Peyton's painting, which was exhibited in election-themed shows in New York City and widely published in art magazines, fit right into the artist's emphatically personal work. It doesn't exactly look political and stands a chance of holding some ground in her oeuvre. This season there's a gleeful, albeit fleeting, urgency to the series of posters that mocks Apple's highly visible iPod ad campaign by holding on to the brightly colored backgrounds but replacing the silhouetted figures with the iconic hooded Abu Ghraib prisoner and other images that stem from the land of insurgents. The new tag line: iRaq (plus various now-outdated casualty figures). The posters, downloadable in high-resolution versions at www.forkscrew.com, were brought to my attention by a young artist who's grappling with similar issues in his own work. A sleekly designed product that's ubiquitously coveted, the iPod is apparently the gift to impress this year in the industry. Such inevitable parody propaganda offers the appeal of rerouting cultural and advertising symbols with swift, economical acts. We wish we'd have thought of it ourselves and hope we're the first on our block to get a T-shirt with an iRaq figure printed on it.

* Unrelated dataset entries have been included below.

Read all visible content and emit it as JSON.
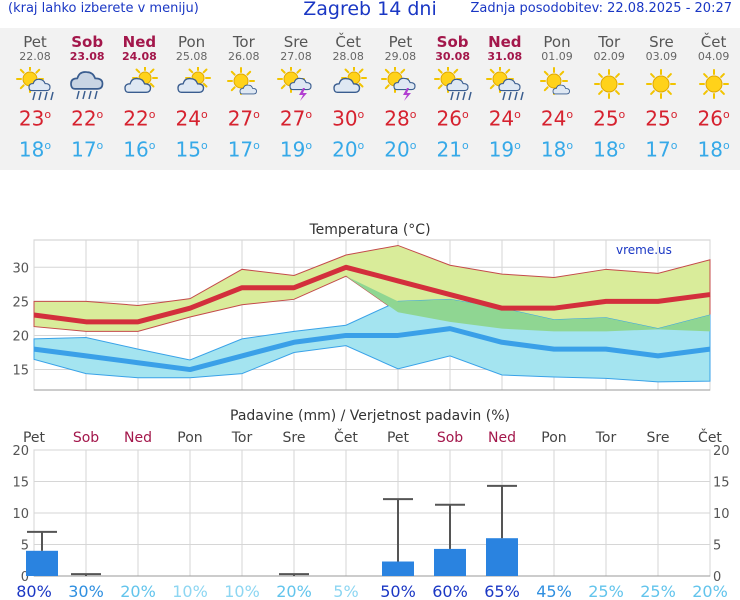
{
  "header": {
    "left_note": "(kraj lahko izberete v meniju)",
    "title": "Zagreb 14 dni",
    "updated": "Zadnja posodobitev: 22.08.2025 - 20:27"
  },
  "forecast": [
    {
      "day": "Pet",
      "date": "22.08",
      "weekend": false,
      "icon": "sun-cloud-rain-icon",
      "max": "23",
      "min": "18"
    },
    {
      "day": "Sob",
      "date": "23.08",
      "weekend": true,
      "icon": "cloud-rain-icon",
      "max": "22",
      "min": "17"
    },
    {
      "day": "Ned",
      "date": "24.08",
      "weekend": true,
      "icon": "sun-cloud-icon",
      "max": "22",
      "min": "16"
    },
    {
      "day": "Pon",
      "date": "25.08",
      "weekend": false,
      "icon": "sun-cloud-icon",
      "max": "24",
      "min": "15"
    },
    {
      "day": "Tor",
      "date": "26.08",
      "weekend": false,
      "icon": "sun-small-cloud-icon",
      "max": "27",
      "min": "17"
    },
    {
      "day": "Sre",
      "date": "27.08",
      "weekend": false,
      "icon": "sun-cloud-storm-icon",
      "max": "27",
      "min": "19"
    },
    {
      "day": "Čet",
      "date": "28.08",
      "weekend": false,
      "icon": "sun-cloud-icon",
      "max": "30",
      "min": "20"
    },
    {
      "day": "Pet",
      "date": "29.08",
      "weekend": false,
      "icon": "sun-cloud-storm-icon",
      "max": "28",
      "min": "20"
    },
    {
      "day": "Sob",
      "date": "30.08",
      "weekend": true,
      "icon": "sun-cloud-rain-icon",
      "max": "26",
      "min": "21"
    },
    {
      "day": "Ned",
      "date": "31.08",
      "weekend": true,
      "icon": "sun-cloud-rain-icon",
      "max": "24",
      "min": "19"
    },
    {
      "day": "Pon",
      "date": "01.09",
      "weekend": false,
      "icon": "sun-small-cloud-icon",
      "max": "24",
      "min": "18"
    },
    {
      "day": "Tor",
      "date": "02.09",
      "weekend": false,
      "icon": "sun-icon",
      "max": "25",
      "min": "18"
    },
    {
      "day": "Sre",
      "date": "03.09",
      "weekend": false,
      "icon": "sun-icon",
      "max": "25",
      "min": "17"
    },
    {
      "day": "Čet",
      "date": "04.09",
      "weekend": false,
      "icon": "sun-icon",
      "max": "26",
      "min": "18"
    }
  ],
  "colors": {
    "max_temp": "#d6222f",
    "min_temp": "#36a9e8",
    "max_band": "#d9ec9a",
    "min_band": "#a4e4f0",
    "overlap_band": "#8fd692",
    "precip_bar": "#2a83e0",
    "weekend": "#a3174b",
    "prob_strong": "#1a37c4",
    "prob_light": "#62c4ec"
  },
  "chart_data": [
    {
      "type": "line",
      "title": "Temperatura (°C)",
      "watermark": "vreme.us",
      "grid": true,
      "x": [
        "Pet",
        "Sob",
        "Ned",
        "Pon",
        "Tor",
        "Sre",
        "Čet",
        "Pet",
        "Sob",
        "Ned",
        "Pon",
        "Tor",
        "Sre",
        "Čet"
      ],
      "ylim": [
        12,
        34
      ],
      "yticks": [
        15,
        20,
        25,
        30
      ],
      "series": [
        {
          "role": "max",
          "values": [
            23,
            22,
            22,
            24,
            27,
            27,
            30,
            28,
            26,
            24,
            24,
            25,
            25,
            26
          ]
        },
        {
          "role": "max_high",
          "values": [
            25,
            25,
            24.4,
            25.4,
            29.7,
            28.8,
            31.8,
            33.2,
            30.3,
            29,
            28.5,
            29.7,
            29.1,
            31.1
          ]
        },
        {
          "role": "max_low",
          "values": [
            21.3,
            20.6,
            20.6,
            22.7,
            24.5,
            25.3,
            28.7,
            23.4,
            22,
            21,
            20.6,
            20.6,
            20.9,
            20.6
          ]
        },
        {
          "role": "min",
          "values": [
            18,
            17,
            16,
            15,
            17,
            19,
            20,
            20,
            21,
            19,
            18,
            18,
            17,
            18
          ]
        },
        {
          "role": "min_high",
          "values": [
            19.5,
            19.7,
            18,
            16.4,
            19.5,
            20.6,
            21.5,
            25,
            25.3,
            24,
            22.3,
            22.6,
            21,
            23
          ]
        },
        {
          "role": "min_low",
          "values": [
            16.5,
            14.4,
            13.8,
            13.8,
            14.4,
            17.5,
            18.5,
            15.1,
            17,
            14.2,
            13.9,
            13.7,
            13.2,
            13.3
          ]
        }
      ]
    },
    {
      "type": "bar",
      "title": "Padavine (mm) / Verjetnost padavin (%)",
      "categories": [
        "Pet",
        "Sob",
        "Ned",
        "Pon",
        "Tor",
        "Sre",
        "Čet",
        "Pet",
        "Sob",
        "Ned",
        "Pon",
        "Tor",
        "Sre",
        "Čet"
      ],
      "ylim": [
        0,
        20
      ],
      "yticks": [
        0,
        5,
        10,
        15,
        20
      ],
      "values": [
        4,
        0,
        0,
        0,
        0,
        0,
        0,
        2.3,
        4.3,
        6,
        0,
        0,
        0,
        0
      ],
      "max_values": [
        7,
        0.3,
        0,
        0,
        0,
        0.3,
        0,
        12.2,
        11.3,
        14.3,
        0,
        0,
        0,
        0
      ],
      "probabilities": [
        "80%",
        "30%",
        "20%",
        "10%",
        "10%",
        "20%",
        "5%",
        "50%",
        "60%",
        "65%",
        "45%",
        "25%",
        "25%",
        "20%"
      ]
    }
  ]
}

The posters are a form of street art, freely distributed images, while Peyton's canvas is an object with firmer roots in the art world – although the iPod itself stems from the world of alluring industrial design and, in theory, would've fit perfectly in the San Francisco Museum of Modern Art's supremely disappointing "Glamour" exhibition (through Jan. 17). The show, which to my mind, held the promise of timely cultural critique while implicating visitors in the consumerist desires we're groomed for from birth, never even picked up the ball to engage that latter charge. It's essentially an exercise in upscale window-shopping and evaporates from the mind on contact.

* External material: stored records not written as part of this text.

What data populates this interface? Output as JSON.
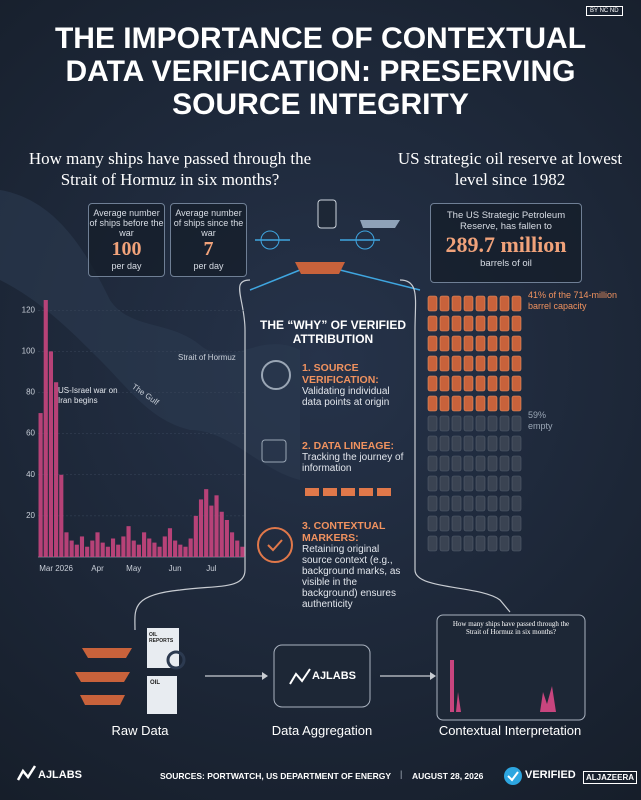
{
  "header": {
    "title": "THE IMPORTANCE OF CONTEXTUAL DATA VERIFICATION: PRESERVING SOURCE INTEGRITY",
    "badge": "BY NC ND"
  },
  "ships": {
    "question": "How many ships have passed through the Strait of Hormuz in six months?",
    "before": {
      "label": "Average number of ships before the war",
      "value": 100,
      "unit": "per day"
    },
    "since": {
      "label": "Average number of ships since the war",
      "value": 7,
      "unit": "per day"
    },
    "map_labels": [
      "Strait of Hormuz",
      "The Gulf"
    ],
    "annotation": "US-Israel war on Iran begins"
  },
  "chart_data": {
    "type": "bar",
    "color": "#c8457e",
    "categories": [
      null,
      null,
      null,
      "Mar 2026",
      null,
      null,
      null,
      null,
      null,
      null,
      null,
      "Apr",
      null,
      null,
      null,
      null,
      null,
      null,
      "May",
      null,
      null,
      null,
      null,
      null,
      null,
      null,
      "Jun",
      null,
      null,
      null,
      null,
      null,
      null,
      "Jul",
      null,
      null,
      null,
      null,
      null,
      null
    ],
    "values": [
      70,
      125,
      100,
      85,
      40,
      12,
      8,
      6,
      10,
      5,
      8,
      12,
      7,
      5,
      9,
      6,
      10,
      15,
      8,
      6,
      12,
      9,
      7,
      5,
      10,
      14,
      8,
      6,
      5,
      9,
      20,
      28,
      33,
      25,
      30,
      22,
      18,
      12,
      8,
      5
    ],
    "ylim": [
      0,
      125
    ],
    "yticks": [
      20,
      40,
      60,
      80,
      100,
      120
    ]
  },
  "oil": {
    "heading": "US strategic oil reserve at lowest level since 1982",
    "stat_label": "The US Strategic Petroleum Reserve, has fallen to",
    "stat_value": "289.7 million",
    "stat_unit": "barrels of oil",
    "filled_label": "41% of the 714-million barrel capacity",
    "empty_label": "59% empty"
  },
  "why": {
    "title": "THE “WHY” OF VERIFIED ATTRIBUTION",
    "items": [
      {
        "heading": "1. SOURCE VERIFICATION:",
        "text": "Validating individual data points at origin"
      },
      {
        "heading": "2. DATA LINEAGE:",
        "text": "Tracking the journey of information"
      },
      {
        "heading": "3. CONTEXTUAL MARKERS:",
        "text": "Retaining original source context (e.g., background marks, as visible in the background) ensures authenticity"
      }
    ]
  },
  "pipeline": {
    "steps": [
      "Raw Data",
      "Data Aggregation",
      "Contextual Interpretation"
    ],
    "logo": "AJLABS",
    "doc_labels": [
      "OIL REPORTS",
      "OIL"
    ],
    "thumbnail_title": "How many ships have passed through the Strait of Hormuz in six months?"
  },
  "footer": {
    "logo": "AJLABS",
    "sources": "SOURCES: PORTWATCH, US DEPARTMENT OF ENERGY",
    "date": "AUGUST 28, 2026",
    "verified": "VERIFIED",
    "brand": "ALJAZEERA"
  }
}
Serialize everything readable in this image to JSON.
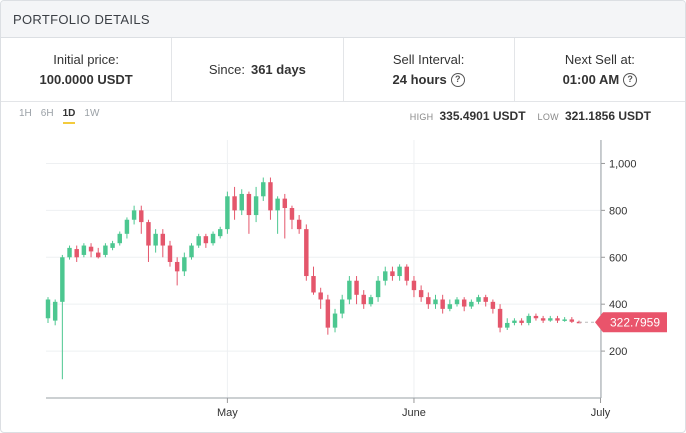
{
  "header": {
    "title": "PORTFOLIO DETAILS"
  },
  "stats": {
    "initial_price_label": "Initial price:",
    "initial_price_value": "100.0000 USDT",
    "since_label": "Since:",
    "since_value": "361 days",
    "sell_interval_label": "Sell Interval:",
    "sell_interval_value": "24 hours",
    "next_sell_label": "Next Sell at:",
    "next_sell_value": "01:00 AM"
  },
  "icons": {
    "help": "question-circle-icon"
  },
  "timeframes": [
    "1H",
    "6H",
    "1D",
    "1W"
  ],
  "active_timeframe": "1D",
  "hilo": {
    "high_label": "HIGH",
    "high_value": "335.4901 USDT",
    "low_label": "LOW",
    "low_value": "321.1856 USDT"
  },
  "colors": {
    "up": "#4cc790",
    "down": "#e4566b",
    "accent": "#f3cb3d",
    "price_tag": "#e9546b"
  },
  "chart_data": {
    "type": "candlestick",
    "y_ticks": [
      "1,000",
      "800",
      "600",
      "400",
      "200"
    ],
    "y_tick_values": [
      1000,
      800,
      600,
      400,
      200
    ],
    "ylim": [
      0,
      1100
    ],
    "x_ticks": [
      "May",
      "June",
      "July"
    ],
    "x_tick_index": [
      25,
      51,
      77
    ],
    "current_price": 322.7959,
    "current_price_label": "322.7959",
    "candles": [
      [
        340,
        420,
        320,
        430
      ],
      [
        330,
        410,
        310,
        420
      ],
      [
        410,
        600,
        80,
        610
      ],
      [
        600,
        640,
        590,
        650
      ],
      [
        635,
        600,
        580,
        650
      ],
      [
        610,
        650,
        600,
        660
      ],
      [
        645,
        625,
        600,
        660
      ],
      [
        620,
        600,
        595,
        640
      ],
      [
        610,
        650,
        600,
        660
      ],
      [
        640,
        660,
        630,
        670
      ],
      [
        660,
        700,
        650,
        710
      ],
      [
        700,
        760,
        680,
        770
      ],
      [
        760,
        800,
        740,
        820
      ],
      [
        800,
        750,
        700,
        820
      ],
      [
        750,
        650,
        580,
        760
      ],
      [
        650,
        700,
        620,
        720
      ],
      [
        700,
        650,
        600,
        720
      ],
      [
        650,
        580,
        560,
        670
      ],
      [
        580,
        540,
        480,
        600
      ],
      [
        540,
        600,
        520,
        620
      ],
      [
        600,
        650,
        590,
        660
      ],
      [
        650,
        690,
        640,
        700
      ],
      [
        690,
        660,
        640,
        700
      ],
      [
        660,
        700,
        650,
        710
      ],
      [
        690,
        720,
        680,
        730
      ],
      [
        720,
        860,
        700,
        880
      ],
      [
        860,
        800,
        760,
        900
      ],
      [
        800,
        870,
        780,
        890
      ],
      [
        870,
        780,
        700,
        880
      ],
      [
        780,
        860,
        750,
        900
      ],
      [
        860,
        920,
        840,
        940
      ],
      [
        920,
        800,
        760,
        940
      ],
      [
        800,
        850,
        700,
        860
      ],
      [
        850,
        810,
        680,
        870
      ],
      [
        810,
        760,
        720,
        820
      ],
      [
        760,
        720,
        700,
        780
      ],
      [
        720,
        520,
        500,
        740
      ],
      [
        520,
        450,
        440,
        560
      ],
      [
        450,
        420,
        380,
        470
      ],
      [
        420,
        300,
        270,
        440
      ],
      [
        300,
        360,
        280,
        380
      ],
      [
        360,
        420,
        340,
        440
      ],
      [
        420,
        500,
        400,
        520
      ],
      [
        500,
        440,
        400,
        520
      ],
      [
        440,
        400,
        380,
        460
      ],
      [
        400,
        430,
        390,
        440
      ],
      [
        430,
        500,
        410,
        520
      ],
      [
        500,
        540,
        480,
        560
      ],
      [
        540,
        520,
        500,
        560
      ],
      [
        520,
        560,
        500,
        570
      ],
      [
        560,
        500,
        480,
        570
      ],
      [
        500,
        460,
        430,
        520
      ],
      [
        460,
        430,
        410,
        480
      ],
      [
        430,
        400,
        380,
        450
      ],
      [
        400,
        420,
        380,
        440
      ],
      [
        420,
        380,
        360,
        440
      ],
      [
        380,
        400,
        370,
        420
      ],
      [
        400,
        420,
        390,
        430
      ],
      [
        420,
        390,
        370,
        430
      ],
      [
        390,
        410,
        380,
        420
      ],
      [
        410,
        430,
        400,
        440
      ],
      [
        430,
        410,
        390,
        440
      ],
      [
        410,
        380,
        360,
        420
      ],
      [
        380,
        300,
        280,
        400
      ],
      [
        300,
        320,
        290,
        340
      ],
      [
        320,
        330,
        310,
        340
      ],
      [
        330,
        320,
        310,
        340
      ],
      [
        320,
        350,
        310,
        360
      ],
      [
        350,
        340,
        330,
        360
      ],
      [
        340,
        330,
        320,
        350
      ],
      [
        330,
        340,
        325,
        350
      ],
      [
        340,
        330,
        320,
        350
      ],
      [
        330,
        335,
        325,
        345
      ],
      [
        335,
        325,
        320,
        345
      ],
      [
        325,
        323,
        320,
        330
      ]
    ]
  }
}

On the other hand, I can't shake Chris Finley's bizarre, semiabstract images inspired by Bush's first cabinet members and Wal-Mart founder Sam Walton, whom he depicts as stylized moths fluttering around their leader and a blood-sucking tick, respectively. In his show at Rena Bransten Gallery (through Jan. 8), Finley playfully expresses the ways current cultural forces insidiously burrow into our minds. That act of processing the zeitgeist is what I yearn for in art, and if not art itself, the scenario is the urgent subject of Sore Winners: (And the Rest of Us) in George Bush's America (Doubleday), critic and L.A. Weekly columnist John Powers's underacknowledged and extremely entertaining look at how reality TV, big box stores, and SpongeBob SquarePants have come to reflect "a time in which hysteria has replaced politics and consumption passes for social action." And if it makes a difference, I'll call it the best piece of popular culture I've encountered all year.